Posted by: g(r)omgoru   2021-07-14 10:40  

#9  some of the pro HCQ people have stated that many of the studies

- didn't administer the HCQ at the right time, which is just after first diagnosis

- didn't give a sufficient dosage of HCQ

some time ago I read thru some of the studies; I was horrified by the general bad design and incomplete follow up - perhaps this happens when there is so much study money that there is no incentive to think the problem all the way through
Posted by: Lord Garth   2021-07-14 10:22  

#8  The article costs $ 35.00 I don't have.

Do I need to spend $ 35.00 to find out it's just like all the other studies where they gave patients a lethal dose and pretended they proved something in their paper?


(I blew my budget last week buying a used copy of the PDR).
Posted by: Thing From Snowy Mountain   2021-07-14 09:00  

#7  HCQ as prophylactic: Look at Brazil
Posted by: g(r)omgoru   2021-07-14 08:39  

#6  #4 Look up second paragraph in #5.
Posted by: g(r)omgoru   2021-07-14 08:22  

#5  #2 & #3 There isn't any evidence that HCQ works as prophylactic. The entire magic cure hysteria was started by an in vitro experiment and received no support from in vivo experiments. Reviewed in
Gbinigie, K., & Frie, K. (2020). Should chloroquine and hydroxychloroquine be used to treat COVID-19? A rapid review. BJGP open, 4(2).

That is, no experimental support, except from your pals from Wuhan
Chen, Z., Hu, J., Zhang, Z., Jiang, S., Han, S., Yan, D., ... & Zhang, Z. (2020). Efficacy of hydroxychloroquine in patients with COVID-19: results of a randomized clinical trial. medrxiv.
Posted by: g(r)omgoru   2021-07-14 08:21  

#4  

To me and likely many others, given the World Health Organizations clear political agenda obedience, repeated failures to present timely and factually correct data.

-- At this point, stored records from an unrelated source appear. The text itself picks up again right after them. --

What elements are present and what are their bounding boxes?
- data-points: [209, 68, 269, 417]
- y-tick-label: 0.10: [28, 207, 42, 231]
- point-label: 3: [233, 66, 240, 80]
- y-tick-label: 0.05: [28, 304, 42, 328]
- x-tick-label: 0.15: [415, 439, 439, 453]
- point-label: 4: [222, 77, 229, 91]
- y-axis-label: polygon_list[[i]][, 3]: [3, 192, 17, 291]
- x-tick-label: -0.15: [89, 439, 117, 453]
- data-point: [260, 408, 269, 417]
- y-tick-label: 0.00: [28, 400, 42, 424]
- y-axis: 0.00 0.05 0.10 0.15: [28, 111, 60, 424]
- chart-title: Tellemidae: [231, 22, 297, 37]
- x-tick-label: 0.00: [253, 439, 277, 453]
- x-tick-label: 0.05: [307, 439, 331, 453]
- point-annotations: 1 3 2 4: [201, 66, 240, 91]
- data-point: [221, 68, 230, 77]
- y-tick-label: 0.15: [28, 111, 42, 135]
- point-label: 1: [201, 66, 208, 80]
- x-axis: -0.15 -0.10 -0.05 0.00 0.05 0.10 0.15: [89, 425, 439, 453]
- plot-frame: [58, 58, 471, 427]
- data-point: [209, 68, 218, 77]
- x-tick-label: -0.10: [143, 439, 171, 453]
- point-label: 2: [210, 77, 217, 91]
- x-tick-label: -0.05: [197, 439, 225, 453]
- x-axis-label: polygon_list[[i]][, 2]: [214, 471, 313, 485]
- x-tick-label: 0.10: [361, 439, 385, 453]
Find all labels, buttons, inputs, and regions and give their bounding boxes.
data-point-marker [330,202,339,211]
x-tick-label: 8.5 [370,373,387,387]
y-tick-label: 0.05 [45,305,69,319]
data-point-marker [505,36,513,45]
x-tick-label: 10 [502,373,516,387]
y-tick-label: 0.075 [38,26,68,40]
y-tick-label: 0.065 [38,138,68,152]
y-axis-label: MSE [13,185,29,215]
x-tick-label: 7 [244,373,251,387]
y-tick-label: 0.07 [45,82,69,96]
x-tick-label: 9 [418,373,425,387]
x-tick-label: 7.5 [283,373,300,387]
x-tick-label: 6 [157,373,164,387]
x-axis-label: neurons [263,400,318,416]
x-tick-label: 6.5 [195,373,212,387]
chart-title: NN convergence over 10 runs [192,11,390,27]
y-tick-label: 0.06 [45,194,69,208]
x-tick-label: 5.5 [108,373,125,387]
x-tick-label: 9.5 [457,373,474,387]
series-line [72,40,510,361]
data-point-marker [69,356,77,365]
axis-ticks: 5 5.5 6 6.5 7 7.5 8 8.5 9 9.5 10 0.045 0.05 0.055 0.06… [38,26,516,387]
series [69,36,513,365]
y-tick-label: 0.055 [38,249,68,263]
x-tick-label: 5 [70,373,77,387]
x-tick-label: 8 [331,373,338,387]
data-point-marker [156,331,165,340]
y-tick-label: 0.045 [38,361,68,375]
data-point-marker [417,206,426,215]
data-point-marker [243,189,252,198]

How do we trust a damn thing they say now?

Posted by: NN2N1   2021-07-14 08:06  

#3  Neither remdesivir nor hydroxychloroquine boosts recovery in patients hospitalized with COVID-19

Well yea! Once hospitalized and hooked up to a ventilator, you have become a statistic. I believe R&H are prescribed to prevent the need for hospitalization.
Posted by: Besoeker   2021-07-14 07:58  

#2  It's now also widely known which study "results" will be looked upon with favor by the dispensers of grants.
Posted by: M. Murcek   2021-07-14 07:55  

#1  Yes, once again we learn that if you wait for the disease to take serious hold, its not going to be helpful. It's to be taken when the first signs are identified before it takes serious hold. Waiting kills.